Precisamente por esto, en su defensa, Bud aporta con argumentos aquello que no abunda en la mente de los que le han acusado: sentido común. Durante el proceso judicial, Bud ni siquiera tiene la oportunidad de contar con un abogado, pues el proceso tiene que ser «lo más agradable posible». Así, queda nuevamente de manifiesto que el objetivo de Bob y su cámara de comercio al completo es parasitar a una sociedad utilizando el discurso del bienestar.
Pero Bud no se rinde. En ese sentido, el alegato del protagonista no es en ningún momento exagerado ni ridículo, sino que es incorruptible en sus principios y humilde en sus fines. No pretende dar un golpe de estado, simplemente cree que puede haber otras formas de vivir (así se lo hace ver a su padre hasta que éste, desbordado por la emoción, se colorea). No pretende provocar una revolución, solo quiere que el individuo sea libre de poder elegir qué leer, cómo vestirse o cómo expresarse, cosa que a él mismo le han negado por ser algo opuesto o simplemente diferente al régimen de Pleasantville.
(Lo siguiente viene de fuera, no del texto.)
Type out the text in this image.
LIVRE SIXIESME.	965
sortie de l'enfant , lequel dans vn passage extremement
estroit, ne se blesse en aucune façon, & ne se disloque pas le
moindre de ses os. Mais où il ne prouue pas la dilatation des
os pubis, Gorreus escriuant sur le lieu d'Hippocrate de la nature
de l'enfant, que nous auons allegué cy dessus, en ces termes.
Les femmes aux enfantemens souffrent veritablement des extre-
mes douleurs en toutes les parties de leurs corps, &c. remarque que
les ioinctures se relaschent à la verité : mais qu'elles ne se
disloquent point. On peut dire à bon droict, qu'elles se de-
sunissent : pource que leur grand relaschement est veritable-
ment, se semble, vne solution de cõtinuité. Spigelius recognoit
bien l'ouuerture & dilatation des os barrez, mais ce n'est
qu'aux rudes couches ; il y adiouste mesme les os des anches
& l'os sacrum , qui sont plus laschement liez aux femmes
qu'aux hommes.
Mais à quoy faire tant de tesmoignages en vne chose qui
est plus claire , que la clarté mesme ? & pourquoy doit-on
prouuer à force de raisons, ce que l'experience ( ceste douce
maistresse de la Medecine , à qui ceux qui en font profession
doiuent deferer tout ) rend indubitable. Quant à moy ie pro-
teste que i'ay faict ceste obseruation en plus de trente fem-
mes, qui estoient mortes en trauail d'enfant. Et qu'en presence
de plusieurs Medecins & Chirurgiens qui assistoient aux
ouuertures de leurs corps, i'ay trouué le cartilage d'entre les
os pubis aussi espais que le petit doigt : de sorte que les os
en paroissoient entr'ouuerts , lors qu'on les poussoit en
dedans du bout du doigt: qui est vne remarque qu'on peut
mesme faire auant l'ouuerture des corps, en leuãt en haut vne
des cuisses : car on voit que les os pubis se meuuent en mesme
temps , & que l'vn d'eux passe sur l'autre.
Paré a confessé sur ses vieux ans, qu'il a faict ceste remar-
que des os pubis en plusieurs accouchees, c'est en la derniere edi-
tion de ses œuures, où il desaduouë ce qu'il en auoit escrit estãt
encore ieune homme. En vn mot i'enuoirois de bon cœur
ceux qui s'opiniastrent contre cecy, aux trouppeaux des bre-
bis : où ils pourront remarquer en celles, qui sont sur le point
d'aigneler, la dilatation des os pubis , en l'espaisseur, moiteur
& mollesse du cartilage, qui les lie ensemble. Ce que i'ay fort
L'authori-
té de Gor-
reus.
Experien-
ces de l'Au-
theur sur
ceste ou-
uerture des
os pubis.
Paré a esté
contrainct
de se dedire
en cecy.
El discurso de Bud conseguirá que la idea se inocule en el resto de habitantes y que éstos, por primera vez, adquieran conciencia de que las cosas no tienen por qué ser como se las han querido contar, o como se las han querido imponer, iniciándose así el verdadero camino a la libertad.
Y eso es la película: una invitación a poder expresarnos y vivir siendo honestos con nosotros mismos, contribuyendo a mejorar la vida de las personas a las que queremos y siempre respetando al resto, alzándonos contra la censura y poniendo en práctica nuestro derecho a la libertad.
Pleasantville es una película escrita y dirigida en 1998 por Gary Ross y protagonizada por Tobey Maguire, Reese Whiterspoon, William H. Macy, J. T. Walsh, Joan Allen, Jeff Daniels y Paul Walker.